Deze Bijbelstudie gaat over de Wet en de Dienst van Israel. Daarnaast kijken we in hoeverre er paralellen zijn naar het Nieuwe Testament en in welk opzicht wij, als Nieuw-Testamentische gelovigen, hiervan kunnen leren; immers: “Zo is dan de wet heilig, en ook het gebod is heilig en rechtvaardig en goed” (Romeinen 7:12).

1. De Wet - Inleiding
De Wet, waarmee over het algemeen met name de 10 geboden en het Verbond met Israel worden aangeduid, werd gegeven aan het volk Israel bij de berg Sinai. Deze berg bevindt zich in de zuidelijke punt van de Sinai-woestijn, de “driehoek” tussen Egypte en Israel. Vanuit het land Gosen, in het Noord-Oosten van Egypte, was het volk Israel hier heen getrokken.

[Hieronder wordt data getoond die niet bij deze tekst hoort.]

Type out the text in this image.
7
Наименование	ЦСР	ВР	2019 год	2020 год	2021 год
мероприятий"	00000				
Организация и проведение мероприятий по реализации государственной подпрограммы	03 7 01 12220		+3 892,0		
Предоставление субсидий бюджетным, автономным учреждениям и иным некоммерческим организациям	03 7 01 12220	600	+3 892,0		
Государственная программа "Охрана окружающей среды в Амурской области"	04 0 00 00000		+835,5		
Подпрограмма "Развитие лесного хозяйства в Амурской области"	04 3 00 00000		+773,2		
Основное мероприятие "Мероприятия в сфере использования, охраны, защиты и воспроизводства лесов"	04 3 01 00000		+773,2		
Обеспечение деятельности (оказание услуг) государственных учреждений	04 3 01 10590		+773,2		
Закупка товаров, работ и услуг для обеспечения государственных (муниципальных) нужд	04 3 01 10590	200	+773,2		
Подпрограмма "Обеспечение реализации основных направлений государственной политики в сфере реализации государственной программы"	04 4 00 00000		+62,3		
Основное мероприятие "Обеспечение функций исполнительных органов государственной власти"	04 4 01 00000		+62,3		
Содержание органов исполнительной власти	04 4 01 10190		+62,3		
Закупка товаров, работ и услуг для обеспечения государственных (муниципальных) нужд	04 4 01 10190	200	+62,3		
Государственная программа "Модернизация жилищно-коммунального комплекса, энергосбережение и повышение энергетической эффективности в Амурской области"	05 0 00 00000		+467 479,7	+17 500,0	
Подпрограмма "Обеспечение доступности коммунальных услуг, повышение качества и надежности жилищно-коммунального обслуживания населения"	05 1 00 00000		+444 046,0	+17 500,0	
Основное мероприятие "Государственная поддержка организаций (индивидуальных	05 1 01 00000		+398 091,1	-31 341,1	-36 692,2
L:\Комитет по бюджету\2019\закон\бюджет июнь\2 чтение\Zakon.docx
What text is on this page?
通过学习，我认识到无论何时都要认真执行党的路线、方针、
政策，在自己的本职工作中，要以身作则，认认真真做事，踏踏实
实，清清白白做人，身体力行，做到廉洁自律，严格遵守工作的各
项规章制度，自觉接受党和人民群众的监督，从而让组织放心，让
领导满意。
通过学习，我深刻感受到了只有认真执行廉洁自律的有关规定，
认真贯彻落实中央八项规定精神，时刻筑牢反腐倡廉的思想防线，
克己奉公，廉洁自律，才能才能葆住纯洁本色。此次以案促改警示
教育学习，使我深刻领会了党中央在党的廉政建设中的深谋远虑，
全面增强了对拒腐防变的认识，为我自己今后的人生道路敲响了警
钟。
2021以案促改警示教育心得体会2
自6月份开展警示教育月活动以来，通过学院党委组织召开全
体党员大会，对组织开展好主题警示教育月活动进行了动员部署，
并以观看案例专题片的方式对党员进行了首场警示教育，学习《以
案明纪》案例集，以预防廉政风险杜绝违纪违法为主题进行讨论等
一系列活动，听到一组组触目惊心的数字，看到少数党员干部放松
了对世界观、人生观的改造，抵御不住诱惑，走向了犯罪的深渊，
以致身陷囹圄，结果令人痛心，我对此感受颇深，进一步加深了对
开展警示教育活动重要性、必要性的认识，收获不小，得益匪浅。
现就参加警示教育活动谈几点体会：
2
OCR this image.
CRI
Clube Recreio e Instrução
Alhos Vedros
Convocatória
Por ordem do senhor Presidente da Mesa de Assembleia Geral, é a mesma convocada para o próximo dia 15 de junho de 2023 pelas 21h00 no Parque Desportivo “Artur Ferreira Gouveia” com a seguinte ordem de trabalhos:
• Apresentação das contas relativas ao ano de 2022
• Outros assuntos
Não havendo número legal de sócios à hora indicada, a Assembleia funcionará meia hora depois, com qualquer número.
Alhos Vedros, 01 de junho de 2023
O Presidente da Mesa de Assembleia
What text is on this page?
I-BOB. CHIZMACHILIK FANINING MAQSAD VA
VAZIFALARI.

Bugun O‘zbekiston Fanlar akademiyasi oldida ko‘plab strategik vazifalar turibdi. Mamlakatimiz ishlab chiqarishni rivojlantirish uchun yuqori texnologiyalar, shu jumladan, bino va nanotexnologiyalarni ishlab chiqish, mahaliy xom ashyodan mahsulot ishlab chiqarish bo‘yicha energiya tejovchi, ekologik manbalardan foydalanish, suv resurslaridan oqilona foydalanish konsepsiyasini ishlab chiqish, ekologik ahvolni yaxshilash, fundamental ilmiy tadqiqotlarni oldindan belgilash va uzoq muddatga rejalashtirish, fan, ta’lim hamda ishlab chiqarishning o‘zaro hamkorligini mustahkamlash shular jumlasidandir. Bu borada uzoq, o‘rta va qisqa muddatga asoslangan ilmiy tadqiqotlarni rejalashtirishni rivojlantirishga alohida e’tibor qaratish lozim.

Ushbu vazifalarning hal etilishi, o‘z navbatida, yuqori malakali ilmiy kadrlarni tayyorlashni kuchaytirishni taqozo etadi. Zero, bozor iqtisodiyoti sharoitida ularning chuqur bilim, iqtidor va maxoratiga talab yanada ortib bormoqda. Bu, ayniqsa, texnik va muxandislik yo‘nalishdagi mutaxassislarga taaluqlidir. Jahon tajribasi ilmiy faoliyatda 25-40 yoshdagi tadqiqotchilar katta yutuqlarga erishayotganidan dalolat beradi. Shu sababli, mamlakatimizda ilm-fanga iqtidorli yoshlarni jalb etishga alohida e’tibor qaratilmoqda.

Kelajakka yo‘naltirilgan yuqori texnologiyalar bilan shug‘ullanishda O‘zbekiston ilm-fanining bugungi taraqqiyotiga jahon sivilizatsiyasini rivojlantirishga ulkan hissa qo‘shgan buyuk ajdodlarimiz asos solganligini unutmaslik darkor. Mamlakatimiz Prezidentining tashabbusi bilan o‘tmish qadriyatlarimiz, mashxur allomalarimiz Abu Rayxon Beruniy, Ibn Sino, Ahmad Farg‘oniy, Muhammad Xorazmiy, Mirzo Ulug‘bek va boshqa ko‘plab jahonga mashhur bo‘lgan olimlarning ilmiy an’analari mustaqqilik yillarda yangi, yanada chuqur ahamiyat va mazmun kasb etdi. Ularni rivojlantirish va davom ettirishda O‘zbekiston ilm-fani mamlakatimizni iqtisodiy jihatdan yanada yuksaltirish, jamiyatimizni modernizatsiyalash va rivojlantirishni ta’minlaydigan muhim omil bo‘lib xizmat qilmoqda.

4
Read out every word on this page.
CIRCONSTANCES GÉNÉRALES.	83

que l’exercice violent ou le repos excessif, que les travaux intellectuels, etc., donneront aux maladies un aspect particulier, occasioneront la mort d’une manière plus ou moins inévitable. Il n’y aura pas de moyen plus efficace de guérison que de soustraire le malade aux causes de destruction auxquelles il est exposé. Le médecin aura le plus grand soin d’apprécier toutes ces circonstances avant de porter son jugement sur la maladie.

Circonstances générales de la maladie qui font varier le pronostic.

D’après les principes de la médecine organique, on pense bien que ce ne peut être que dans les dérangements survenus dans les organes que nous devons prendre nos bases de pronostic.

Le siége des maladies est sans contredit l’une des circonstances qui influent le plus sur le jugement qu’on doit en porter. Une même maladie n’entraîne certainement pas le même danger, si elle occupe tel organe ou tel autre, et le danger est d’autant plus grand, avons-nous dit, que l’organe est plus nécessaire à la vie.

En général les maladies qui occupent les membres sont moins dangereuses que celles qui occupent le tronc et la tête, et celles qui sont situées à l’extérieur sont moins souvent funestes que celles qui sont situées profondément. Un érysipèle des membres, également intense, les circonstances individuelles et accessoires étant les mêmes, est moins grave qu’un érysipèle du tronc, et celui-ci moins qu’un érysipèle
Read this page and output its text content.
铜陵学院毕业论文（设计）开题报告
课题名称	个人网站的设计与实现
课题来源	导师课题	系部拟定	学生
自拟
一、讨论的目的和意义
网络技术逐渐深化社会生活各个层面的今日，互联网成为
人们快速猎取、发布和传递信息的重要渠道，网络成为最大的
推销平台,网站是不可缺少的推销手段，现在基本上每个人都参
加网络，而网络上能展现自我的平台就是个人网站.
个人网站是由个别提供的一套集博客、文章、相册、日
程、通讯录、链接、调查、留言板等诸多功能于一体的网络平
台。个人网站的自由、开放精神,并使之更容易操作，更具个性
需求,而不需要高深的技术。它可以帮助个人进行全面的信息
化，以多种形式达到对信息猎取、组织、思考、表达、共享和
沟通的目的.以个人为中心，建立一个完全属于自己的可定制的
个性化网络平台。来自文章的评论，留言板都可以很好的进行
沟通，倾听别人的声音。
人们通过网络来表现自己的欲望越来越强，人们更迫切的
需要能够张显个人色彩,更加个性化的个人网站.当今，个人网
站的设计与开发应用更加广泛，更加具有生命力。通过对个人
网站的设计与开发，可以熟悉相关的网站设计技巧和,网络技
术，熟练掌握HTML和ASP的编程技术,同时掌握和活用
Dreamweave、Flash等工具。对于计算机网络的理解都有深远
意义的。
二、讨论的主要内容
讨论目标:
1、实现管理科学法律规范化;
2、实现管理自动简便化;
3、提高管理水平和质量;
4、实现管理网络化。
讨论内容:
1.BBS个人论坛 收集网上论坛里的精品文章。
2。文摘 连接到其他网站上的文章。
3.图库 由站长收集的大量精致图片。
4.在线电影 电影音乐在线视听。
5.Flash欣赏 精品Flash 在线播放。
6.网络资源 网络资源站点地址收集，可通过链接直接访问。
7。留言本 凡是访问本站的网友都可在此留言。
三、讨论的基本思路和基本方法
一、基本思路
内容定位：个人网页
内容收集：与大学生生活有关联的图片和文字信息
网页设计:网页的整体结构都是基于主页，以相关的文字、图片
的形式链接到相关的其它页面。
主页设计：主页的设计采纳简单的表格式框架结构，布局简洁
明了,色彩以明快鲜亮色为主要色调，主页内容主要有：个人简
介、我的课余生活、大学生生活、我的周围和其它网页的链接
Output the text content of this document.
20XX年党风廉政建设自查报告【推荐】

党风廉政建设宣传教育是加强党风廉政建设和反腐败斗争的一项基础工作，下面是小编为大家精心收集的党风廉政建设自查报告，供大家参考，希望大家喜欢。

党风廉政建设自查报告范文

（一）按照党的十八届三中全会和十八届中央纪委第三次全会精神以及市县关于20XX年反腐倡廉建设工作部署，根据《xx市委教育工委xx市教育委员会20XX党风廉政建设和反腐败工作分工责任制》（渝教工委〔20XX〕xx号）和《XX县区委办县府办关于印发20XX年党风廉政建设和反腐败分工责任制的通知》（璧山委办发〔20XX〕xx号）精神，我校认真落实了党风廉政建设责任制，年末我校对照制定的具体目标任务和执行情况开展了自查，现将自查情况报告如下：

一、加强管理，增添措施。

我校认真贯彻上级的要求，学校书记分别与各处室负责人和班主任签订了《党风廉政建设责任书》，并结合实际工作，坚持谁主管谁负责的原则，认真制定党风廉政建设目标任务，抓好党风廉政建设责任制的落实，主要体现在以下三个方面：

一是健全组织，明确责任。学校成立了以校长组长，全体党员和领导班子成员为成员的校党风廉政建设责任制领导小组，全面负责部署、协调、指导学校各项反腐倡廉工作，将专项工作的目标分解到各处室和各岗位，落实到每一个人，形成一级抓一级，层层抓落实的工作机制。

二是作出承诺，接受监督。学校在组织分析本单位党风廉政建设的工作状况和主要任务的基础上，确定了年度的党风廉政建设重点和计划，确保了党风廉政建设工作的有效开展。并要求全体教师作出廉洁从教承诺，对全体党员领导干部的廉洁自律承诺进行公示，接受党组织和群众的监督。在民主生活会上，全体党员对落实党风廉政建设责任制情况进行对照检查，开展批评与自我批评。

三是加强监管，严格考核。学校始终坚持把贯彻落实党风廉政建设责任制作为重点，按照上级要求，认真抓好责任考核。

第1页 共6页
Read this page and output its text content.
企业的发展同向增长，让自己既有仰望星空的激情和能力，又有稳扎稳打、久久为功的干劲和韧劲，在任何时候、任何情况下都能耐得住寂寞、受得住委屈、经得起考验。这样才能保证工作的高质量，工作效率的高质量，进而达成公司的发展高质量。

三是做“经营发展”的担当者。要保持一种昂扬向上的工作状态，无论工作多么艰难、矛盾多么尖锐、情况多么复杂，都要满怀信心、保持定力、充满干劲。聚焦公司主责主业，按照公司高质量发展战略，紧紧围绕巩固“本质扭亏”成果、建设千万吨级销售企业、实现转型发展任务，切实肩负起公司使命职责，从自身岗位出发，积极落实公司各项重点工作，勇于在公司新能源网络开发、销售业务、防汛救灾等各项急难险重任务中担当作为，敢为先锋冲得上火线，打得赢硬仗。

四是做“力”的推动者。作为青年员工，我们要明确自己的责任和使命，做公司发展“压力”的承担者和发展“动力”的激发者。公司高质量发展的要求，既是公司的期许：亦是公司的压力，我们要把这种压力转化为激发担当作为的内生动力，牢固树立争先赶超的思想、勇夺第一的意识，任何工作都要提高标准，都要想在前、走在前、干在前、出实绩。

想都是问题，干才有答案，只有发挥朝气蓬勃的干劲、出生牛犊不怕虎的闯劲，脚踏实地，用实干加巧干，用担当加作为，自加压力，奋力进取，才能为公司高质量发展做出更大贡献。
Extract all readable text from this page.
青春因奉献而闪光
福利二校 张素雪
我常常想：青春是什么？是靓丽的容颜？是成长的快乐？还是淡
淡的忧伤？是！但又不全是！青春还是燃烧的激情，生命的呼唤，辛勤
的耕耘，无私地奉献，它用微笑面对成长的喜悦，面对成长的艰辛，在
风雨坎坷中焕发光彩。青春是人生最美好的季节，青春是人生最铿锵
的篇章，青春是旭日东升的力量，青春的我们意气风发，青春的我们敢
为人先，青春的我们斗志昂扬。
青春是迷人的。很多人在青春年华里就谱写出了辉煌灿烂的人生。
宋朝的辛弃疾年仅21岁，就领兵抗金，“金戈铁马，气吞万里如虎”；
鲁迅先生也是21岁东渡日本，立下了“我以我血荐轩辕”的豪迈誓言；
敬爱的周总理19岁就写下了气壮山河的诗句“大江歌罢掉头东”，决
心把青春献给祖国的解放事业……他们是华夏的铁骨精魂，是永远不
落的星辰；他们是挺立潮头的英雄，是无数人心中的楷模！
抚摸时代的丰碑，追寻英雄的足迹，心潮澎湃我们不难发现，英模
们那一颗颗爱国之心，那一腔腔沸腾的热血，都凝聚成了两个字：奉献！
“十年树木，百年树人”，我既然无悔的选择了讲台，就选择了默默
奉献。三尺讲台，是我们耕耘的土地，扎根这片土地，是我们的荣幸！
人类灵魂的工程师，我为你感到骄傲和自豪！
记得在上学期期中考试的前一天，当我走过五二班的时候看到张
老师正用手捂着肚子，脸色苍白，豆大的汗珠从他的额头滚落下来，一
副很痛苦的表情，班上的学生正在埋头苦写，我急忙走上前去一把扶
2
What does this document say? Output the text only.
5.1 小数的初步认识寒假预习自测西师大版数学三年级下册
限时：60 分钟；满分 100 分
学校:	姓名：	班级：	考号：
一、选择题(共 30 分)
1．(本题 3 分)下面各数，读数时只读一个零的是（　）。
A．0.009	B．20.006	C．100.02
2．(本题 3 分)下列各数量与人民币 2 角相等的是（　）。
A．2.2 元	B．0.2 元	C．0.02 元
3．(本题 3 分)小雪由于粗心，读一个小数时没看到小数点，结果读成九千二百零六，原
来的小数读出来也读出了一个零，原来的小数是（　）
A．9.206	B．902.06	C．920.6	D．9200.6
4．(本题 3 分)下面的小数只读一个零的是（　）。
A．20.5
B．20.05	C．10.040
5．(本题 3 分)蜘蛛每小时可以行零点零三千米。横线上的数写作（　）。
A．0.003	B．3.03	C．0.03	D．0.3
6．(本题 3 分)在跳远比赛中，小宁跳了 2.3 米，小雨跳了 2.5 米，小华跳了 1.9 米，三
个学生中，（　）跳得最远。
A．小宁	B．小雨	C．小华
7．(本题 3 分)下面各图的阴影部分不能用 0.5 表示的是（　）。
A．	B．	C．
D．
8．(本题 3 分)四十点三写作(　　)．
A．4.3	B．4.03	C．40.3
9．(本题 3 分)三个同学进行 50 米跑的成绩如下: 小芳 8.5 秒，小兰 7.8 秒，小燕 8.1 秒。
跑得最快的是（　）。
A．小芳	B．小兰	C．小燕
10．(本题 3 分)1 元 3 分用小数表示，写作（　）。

De “Wet” is dus een verzamelnaam; er zijn meerdere wetgevende gedeelten cq. wetten te onderkennen, daarbij zijn de belangrijkste categorieën:

  • Tien Geboden - Ex. 20:1-17; Deut. 5:6-22. Ook wel de “Tien Woorden” genoemd. Belangrijktste basis van de oud-testamentische wet, het zijn de zogenaamde “basis-eisen”.
  • Het Verbond - Ex. 21-23. Een stelsel van wetten, het was het eerste verbond tussen God en Israel, wat wordt beschreven in Ex. 24. In deze wetten staan onder andere regels over rechtvaardigheid, omgang met armen, slavernij, etc.
  • De Levietische Wetten - Leviticus. Regels en plichten voor de Levieten en de priesters. De wetten zijn zeer concreet. Het belangrijkste gedeelte is Lev. 19, de Levensheiliging.
  • Deuteronomische Wet - Deut. 12-26. Deuteronomium bevat de Wet zoals deze door Mozes werd gepredikt. Onder andere worden de redenen aangegeven waarom mensen zich aan deze wetten moeten houden (een soort van onderbouwing).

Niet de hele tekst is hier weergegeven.